The all-day professional development teacher’s conference will go from 8:00 AM to 5:00 PM and offers a wide range of activities, workshops, panel discussions, and large publishers’ exhibit hall in Tudor Campus Center.  The four  different time slots of concurrent sessions and workshops allow CATESOL members to select from a rich menu of engaging alternatives. The publishers’ exhibit hall in the modern Ronald Tudor Campus Center should also attract a large audience of educators and TESOL students. Finally, the conference includes 12 poster and technology sessions, and 11 interest group/level “rap sessions” for candid discussions of professional issues facing English teachers. Members and non-members are both welcome to attend, and students enjoy a significant discount on the conference cost of $65.  For more information, including a 52-page conference program with detailed descriptions of events, go to www.catesol.org/laregional

For readers unable to attend, I will be posting some materials online later. Meanwhile, you can explore this list of resources on informational interviews that can be used to introduce and deploy informational interviews.  KQED, the public radio and television station in San Francisco, has produced an outstanding collection of nine workplace videoclips for adult ESL and community college students called Work Voices. The short clips profile immigrant workers in a wide variety of work environments such as hospitals, restaurants, health clinics, salons, and colleges. This accessible series illuminates how informational interviews can be used beyond elite private universities – and how students already know people they can interview.

Both the UCLA Career Center and University of Berkeley promote informational interviews for their students. I’m particularly fond of the concise, snappy summary on Explore Careers page from the UCLA Career Center – even if UCLA and USC remain friendly cross town rivals.  You can also use the video Conducting an Informational Interview to establish the fundamentals of conducting an informational interview for adult ESL and community college ESL students.
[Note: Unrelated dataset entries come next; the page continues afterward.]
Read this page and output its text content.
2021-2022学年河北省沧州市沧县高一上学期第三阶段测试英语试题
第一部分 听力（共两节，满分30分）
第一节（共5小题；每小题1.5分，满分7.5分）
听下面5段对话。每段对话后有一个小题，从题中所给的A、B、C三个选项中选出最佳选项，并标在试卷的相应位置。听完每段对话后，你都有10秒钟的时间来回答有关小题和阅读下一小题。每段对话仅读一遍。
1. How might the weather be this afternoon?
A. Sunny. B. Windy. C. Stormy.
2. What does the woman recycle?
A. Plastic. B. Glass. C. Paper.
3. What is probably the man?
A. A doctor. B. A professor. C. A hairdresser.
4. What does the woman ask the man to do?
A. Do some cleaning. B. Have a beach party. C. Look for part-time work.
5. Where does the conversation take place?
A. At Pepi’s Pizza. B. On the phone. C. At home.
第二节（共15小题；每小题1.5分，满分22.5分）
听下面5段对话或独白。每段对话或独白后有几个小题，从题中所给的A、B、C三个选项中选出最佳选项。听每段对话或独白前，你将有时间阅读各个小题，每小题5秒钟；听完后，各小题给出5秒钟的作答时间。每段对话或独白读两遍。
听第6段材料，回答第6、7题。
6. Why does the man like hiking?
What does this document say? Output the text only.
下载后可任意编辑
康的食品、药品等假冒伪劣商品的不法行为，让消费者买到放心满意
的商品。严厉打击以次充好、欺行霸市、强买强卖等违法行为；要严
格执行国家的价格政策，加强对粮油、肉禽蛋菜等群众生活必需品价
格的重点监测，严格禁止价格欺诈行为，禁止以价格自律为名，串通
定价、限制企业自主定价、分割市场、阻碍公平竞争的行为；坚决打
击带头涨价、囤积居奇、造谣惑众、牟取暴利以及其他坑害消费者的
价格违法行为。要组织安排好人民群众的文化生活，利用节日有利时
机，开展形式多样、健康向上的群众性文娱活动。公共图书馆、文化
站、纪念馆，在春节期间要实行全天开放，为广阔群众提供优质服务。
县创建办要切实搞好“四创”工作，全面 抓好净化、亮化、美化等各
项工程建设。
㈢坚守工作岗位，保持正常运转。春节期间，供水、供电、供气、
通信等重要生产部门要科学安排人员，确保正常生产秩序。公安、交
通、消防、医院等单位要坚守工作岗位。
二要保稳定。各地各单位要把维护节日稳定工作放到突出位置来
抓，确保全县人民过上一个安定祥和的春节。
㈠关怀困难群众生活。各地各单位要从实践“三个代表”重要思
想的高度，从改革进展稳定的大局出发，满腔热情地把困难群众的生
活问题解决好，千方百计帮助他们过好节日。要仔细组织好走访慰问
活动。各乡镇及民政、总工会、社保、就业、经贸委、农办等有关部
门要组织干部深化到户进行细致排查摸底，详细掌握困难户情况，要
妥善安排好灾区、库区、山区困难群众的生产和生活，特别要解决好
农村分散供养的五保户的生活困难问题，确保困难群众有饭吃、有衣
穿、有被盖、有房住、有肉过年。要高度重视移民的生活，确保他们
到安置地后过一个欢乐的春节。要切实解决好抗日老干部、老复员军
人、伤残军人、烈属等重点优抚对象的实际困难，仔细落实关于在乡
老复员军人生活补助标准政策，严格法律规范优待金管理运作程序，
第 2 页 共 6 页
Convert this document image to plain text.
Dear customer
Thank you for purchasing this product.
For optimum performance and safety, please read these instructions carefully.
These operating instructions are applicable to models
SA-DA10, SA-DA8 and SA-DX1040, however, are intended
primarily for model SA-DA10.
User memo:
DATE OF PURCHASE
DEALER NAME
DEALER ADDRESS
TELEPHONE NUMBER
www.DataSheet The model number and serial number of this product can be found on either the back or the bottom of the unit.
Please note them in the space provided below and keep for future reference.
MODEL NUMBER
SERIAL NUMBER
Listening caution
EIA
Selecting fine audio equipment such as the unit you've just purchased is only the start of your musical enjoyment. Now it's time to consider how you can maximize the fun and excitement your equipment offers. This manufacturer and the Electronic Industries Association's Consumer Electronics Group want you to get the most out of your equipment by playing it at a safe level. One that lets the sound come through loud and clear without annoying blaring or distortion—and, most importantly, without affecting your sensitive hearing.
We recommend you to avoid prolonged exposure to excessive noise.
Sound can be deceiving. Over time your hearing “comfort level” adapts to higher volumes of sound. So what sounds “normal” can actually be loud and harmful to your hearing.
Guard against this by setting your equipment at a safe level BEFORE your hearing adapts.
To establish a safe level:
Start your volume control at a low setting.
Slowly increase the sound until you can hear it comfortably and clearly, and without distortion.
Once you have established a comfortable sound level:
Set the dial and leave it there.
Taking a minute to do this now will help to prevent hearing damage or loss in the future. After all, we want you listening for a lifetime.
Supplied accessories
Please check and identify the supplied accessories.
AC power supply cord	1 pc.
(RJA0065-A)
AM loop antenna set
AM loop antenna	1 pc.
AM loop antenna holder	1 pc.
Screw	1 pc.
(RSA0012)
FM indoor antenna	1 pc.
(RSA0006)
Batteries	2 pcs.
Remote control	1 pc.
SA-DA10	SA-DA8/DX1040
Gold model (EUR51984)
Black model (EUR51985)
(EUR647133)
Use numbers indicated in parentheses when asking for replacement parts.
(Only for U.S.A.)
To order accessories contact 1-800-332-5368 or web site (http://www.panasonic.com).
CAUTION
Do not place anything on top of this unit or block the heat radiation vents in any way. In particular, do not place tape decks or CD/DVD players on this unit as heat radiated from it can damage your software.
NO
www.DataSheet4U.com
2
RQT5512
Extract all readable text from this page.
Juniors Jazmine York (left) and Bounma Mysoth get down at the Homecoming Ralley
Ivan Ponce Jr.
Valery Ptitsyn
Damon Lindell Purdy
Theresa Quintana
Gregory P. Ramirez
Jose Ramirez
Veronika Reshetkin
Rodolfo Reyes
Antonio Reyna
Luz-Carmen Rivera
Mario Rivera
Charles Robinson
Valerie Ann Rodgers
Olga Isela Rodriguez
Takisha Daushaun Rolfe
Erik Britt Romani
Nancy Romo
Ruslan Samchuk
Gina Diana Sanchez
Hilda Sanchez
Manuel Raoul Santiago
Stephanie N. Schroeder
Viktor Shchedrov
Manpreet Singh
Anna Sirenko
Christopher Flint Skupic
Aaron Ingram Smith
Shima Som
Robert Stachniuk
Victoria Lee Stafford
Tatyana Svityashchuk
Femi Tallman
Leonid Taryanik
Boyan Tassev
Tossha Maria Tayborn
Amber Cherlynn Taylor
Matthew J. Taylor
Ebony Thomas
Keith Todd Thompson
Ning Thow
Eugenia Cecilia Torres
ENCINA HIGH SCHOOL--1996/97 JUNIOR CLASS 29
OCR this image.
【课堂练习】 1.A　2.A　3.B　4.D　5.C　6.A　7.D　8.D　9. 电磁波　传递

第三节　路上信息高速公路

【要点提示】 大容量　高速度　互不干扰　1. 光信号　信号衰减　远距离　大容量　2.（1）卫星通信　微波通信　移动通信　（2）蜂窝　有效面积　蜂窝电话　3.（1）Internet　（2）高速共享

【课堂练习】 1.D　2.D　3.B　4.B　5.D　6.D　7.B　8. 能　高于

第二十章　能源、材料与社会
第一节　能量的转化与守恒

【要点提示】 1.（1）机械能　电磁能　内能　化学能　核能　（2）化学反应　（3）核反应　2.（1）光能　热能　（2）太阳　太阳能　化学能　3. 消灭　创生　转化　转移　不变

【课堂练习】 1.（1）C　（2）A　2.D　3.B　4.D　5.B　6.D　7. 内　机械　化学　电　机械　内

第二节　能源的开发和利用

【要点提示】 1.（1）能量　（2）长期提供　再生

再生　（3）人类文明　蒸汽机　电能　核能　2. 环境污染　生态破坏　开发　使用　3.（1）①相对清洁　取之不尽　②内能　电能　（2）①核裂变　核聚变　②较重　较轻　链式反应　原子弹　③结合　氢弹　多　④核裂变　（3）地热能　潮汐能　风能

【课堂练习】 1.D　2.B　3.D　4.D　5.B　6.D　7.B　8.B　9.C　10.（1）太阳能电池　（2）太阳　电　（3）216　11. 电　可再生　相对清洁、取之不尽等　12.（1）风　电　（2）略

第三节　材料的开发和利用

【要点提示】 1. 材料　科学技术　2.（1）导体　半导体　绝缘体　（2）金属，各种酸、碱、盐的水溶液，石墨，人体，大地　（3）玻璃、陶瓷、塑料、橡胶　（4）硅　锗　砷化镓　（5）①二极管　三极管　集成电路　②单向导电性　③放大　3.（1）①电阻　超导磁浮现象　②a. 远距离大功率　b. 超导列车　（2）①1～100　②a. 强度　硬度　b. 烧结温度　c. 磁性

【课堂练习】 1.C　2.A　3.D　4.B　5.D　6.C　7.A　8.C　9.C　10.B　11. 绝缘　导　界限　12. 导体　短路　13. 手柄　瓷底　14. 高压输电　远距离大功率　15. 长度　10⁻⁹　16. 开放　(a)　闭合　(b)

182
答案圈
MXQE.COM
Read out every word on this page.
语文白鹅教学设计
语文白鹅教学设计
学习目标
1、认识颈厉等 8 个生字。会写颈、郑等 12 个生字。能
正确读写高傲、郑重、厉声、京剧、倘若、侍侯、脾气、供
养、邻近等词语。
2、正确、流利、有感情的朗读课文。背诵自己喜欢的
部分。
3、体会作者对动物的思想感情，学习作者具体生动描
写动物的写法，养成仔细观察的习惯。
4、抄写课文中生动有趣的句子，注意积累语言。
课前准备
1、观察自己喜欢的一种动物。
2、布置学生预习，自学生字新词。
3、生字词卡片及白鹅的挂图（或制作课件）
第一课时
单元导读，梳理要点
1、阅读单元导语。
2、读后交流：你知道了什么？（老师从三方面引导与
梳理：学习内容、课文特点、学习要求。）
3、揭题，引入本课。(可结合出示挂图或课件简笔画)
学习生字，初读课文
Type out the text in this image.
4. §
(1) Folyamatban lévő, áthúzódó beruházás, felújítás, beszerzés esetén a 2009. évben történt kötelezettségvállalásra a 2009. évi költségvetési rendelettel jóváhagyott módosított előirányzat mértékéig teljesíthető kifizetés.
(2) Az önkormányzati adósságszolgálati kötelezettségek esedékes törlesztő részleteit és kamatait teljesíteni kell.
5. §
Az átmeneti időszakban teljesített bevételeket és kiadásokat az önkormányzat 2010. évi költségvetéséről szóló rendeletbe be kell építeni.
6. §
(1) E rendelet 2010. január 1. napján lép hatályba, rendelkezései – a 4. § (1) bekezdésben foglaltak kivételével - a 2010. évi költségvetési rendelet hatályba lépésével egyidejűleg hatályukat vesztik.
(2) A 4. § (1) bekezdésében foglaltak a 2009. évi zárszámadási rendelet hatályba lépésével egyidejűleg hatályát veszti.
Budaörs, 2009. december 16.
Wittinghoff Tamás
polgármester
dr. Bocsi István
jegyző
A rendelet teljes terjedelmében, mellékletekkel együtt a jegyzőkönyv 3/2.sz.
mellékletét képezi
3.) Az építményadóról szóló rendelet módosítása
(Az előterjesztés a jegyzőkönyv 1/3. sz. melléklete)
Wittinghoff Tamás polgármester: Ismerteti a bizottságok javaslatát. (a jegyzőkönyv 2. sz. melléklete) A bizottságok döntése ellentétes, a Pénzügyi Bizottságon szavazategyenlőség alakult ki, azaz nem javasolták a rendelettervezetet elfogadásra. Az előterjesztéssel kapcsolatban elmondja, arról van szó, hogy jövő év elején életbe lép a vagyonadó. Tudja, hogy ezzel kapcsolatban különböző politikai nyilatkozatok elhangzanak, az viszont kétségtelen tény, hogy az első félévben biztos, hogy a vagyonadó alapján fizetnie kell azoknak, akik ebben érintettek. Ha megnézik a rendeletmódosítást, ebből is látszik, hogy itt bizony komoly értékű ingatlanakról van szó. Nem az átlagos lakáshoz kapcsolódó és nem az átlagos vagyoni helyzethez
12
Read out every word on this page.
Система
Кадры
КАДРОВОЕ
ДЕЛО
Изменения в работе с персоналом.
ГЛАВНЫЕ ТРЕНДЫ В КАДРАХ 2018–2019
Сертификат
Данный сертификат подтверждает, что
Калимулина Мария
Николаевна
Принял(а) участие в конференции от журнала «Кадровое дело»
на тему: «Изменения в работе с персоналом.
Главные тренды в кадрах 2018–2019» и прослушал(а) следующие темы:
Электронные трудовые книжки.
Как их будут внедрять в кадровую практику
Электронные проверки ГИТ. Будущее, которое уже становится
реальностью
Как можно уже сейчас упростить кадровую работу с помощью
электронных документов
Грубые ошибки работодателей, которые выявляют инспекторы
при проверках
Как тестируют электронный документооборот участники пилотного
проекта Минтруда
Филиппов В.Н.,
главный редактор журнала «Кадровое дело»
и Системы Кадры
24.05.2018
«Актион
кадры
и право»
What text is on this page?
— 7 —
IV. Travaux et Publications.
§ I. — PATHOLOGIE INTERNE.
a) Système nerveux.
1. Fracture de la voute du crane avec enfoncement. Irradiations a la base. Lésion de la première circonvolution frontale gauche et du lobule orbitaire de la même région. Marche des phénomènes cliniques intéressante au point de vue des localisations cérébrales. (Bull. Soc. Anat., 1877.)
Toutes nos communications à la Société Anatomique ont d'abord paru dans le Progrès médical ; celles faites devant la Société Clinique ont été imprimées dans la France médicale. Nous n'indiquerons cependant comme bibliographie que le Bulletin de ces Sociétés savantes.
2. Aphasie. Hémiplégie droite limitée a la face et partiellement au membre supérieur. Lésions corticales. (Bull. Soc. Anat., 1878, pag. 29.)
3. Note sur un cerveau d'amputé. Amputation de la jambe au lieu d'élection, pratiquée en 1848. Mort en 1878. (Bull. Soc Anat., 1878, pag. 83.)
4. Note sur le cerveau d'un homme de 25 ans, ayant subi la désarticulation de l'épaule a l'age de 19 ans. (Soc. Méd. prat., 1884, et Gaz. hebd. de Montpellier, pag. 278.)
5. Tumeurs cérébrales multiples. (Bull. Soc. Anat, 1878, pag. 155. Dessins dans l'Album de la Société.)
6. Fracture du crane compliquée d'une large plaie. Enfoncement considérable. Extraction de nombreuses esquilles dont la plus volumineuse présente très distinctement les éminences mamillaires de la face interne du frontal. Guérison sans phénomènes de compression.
Finally, the aptly titled Five Tips for Non-Awkward Informational Interview addresses some of the hesitations of older students in a casual, friendly style. English teachers have to, in many cases, encourage and cajole slightly timid students beyond their limited experiences to go on informational interviews.

Naturally, many students hope to find job leads from their informational interviews even if the rules of the game prohibit asking for a job. While there’s an argument for assigning the informational interview before job interviews, I recommend using mock job interviews first because students are both more familiar with the task and it requires less independence.  (Here’s the chapter of potential job interview questions from Compelling Conversations that I created for community college, adult education, and university students.) Yet pushing students to call strangers, set up an informational interview, and summarize their conversation makes this off-campus assignment both practical and vital. From my perspective, the informational interview remains the almost perfect capstone assignment because it verifies that students are ready to be act independently and develop their workplace skills- in English – and move toward their professional ambitions.

Bottomline: Informational interviews really do help ESL students succeed and connect to jobs.